The School of the Art Institute of Chicago announced today that it has received a gift of $2 million to endow the professorship of artist Nick Cave. The donation comes during SAIC’s fundraising campaign in celebration of its 150th anniversary.
The donation comes from Chicago-area arts patrons Stephanie and Bill Sick, longtime friends of Cave. Stephanie is a member of the board of trustees of the Art Institute of Chicago, which oversees the school, as well as a member of its Woman’s Board and has been a member of the school’s board of governors since 1994. The couple also endowed a visiting professorship at SAIC in 2006, which has brought such artists as Theaster Gates and Catherine Opie to the school.

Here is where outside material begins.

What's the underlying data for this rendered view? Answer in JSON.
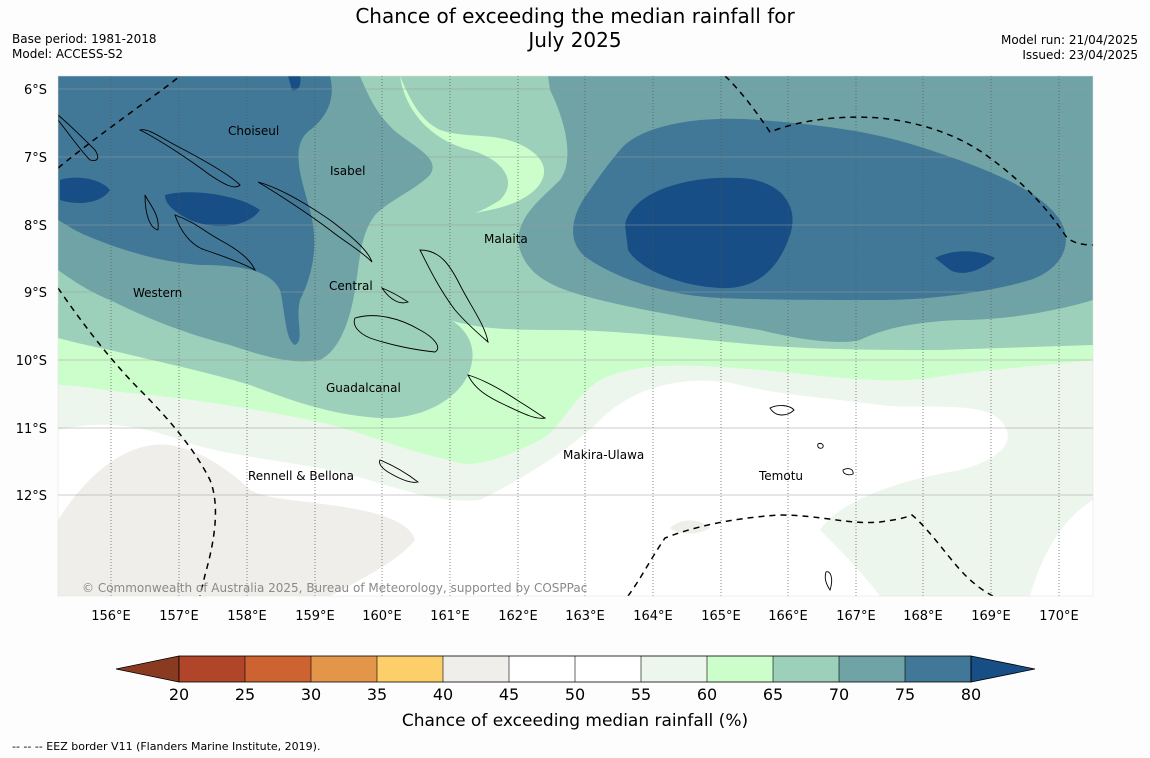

“Bill and Stephanie have been extremely supportive of my position as a professor here at the school and have been very committed to the development of my career,” Cave told ARTnews yesterday by phone from Chicago, where he had just wrapped up teaching class for the day.
Cave recounted learning of the news while he was installing his recently opened show at MASS MoCA in North Adams, saying that he had a phone conference with many of the top administrators of SAIC, including the school’s president Elissa Tenny, who started in her post this past July. When he realized who was all on the call, he asked, “What have I done? Am I in trouble?”
Cave’s position will now be known as the Stephanie and Bill Sick Professor of Fashion, Body, and Garment. “Nick Cave is an exceptional artist and teacher, who has had a momentous impact on his students and his community, and we are so proud that he is the first recipient of this professorship,” Stephanie Sick said in a statement.
Cave teaches a program for students that he said come from various disciplines and forms of art making, and his goal is to help find the “proper means necessary” to express their vision, whether it be in the form of fashion, performance, instillation, sculpture of video. “The Stephanie and Bill Sick professorship states that I can continue to develop as a teacher, and move my assessments with what happens in the classroom forward,” Cave said. “I’m always trying to pay attention to what happens with the student body. How do you stay relevant and aware of their needs?”